How does L.A. compare with other cities around the country (or the world) in thinking about the future in this way?
We’re in an interesting position in L.A. In the first part of last decade — the end of the Hahn administration and in the beginning of Villaraigosa administration — we were leaders. And we were setting the pace for other cities in terms of counting our greenhouse gas emissions, of putting in place one of the first big city climate action plans, of passing what was, at the time, the most progressive public sector green building ordinance followed by the most progressive green building ordinance for private sector development. There was a lot of momentum.
Since then, though some initiatives have continued, we’ve lost some of the leadership position that we used to have. And there was the Great Recession, which decimated the city budget and forced a refocus on other areas. And part of it was that other cities looked at what L.A. did and wanted to leapfrog us. That’s just the nature of both the competition and cooperation among cities. Now we want to get out ahead again.
One of the great things I think about as I go into this new job is that we want to get out ahead again, but there is now so much to learn from other cities around the state, and the country and the world about what leadership looks like. Yes, there is competition, but a lot of collaboration and cooperation as well. I have got friends and colleagues all over the country and on my first day I’m going to start calling and asking – how do you do this, what were the pitfalls, what didn’t you accomplish that we should take a run at?

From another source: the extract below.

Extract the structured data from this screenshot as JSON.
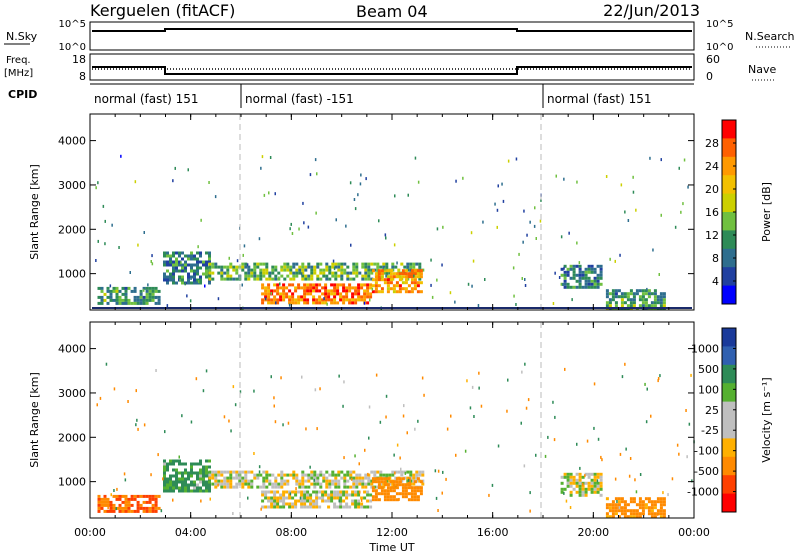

One of the nice things about the sustainability world is that people are acting locally but they have a national and global vision so they’re open to sharing in any way.
How did the teaching and research you participated in at UCLA Luskin and the Institute of the Environment and Sustainability help contribute to your thinking about this problem?
A: The teaching that I’ve done with my colleague Walker Wells for the past six years at UCLA has helped us figure out how to boil down a lot of very complicated and complex issues — technical, philosophical, political — into manageable chunks. We’ve had to really figure out how to turn each one of those classes into, essentially, a briefing on key urban environmental design issues. So it’s been really helpful for us in terms of figuring out how to focus and bring people along on a number of subjects.
The other thing to note is that colleagues at Luskin and IoES are also doing groundbreaking work in their own fields and just having them around and being able to call on those folks for their expertise has been really important, not in the teaching part of it, but in terms of the kind of intellectual rigor we bring to our professional lives.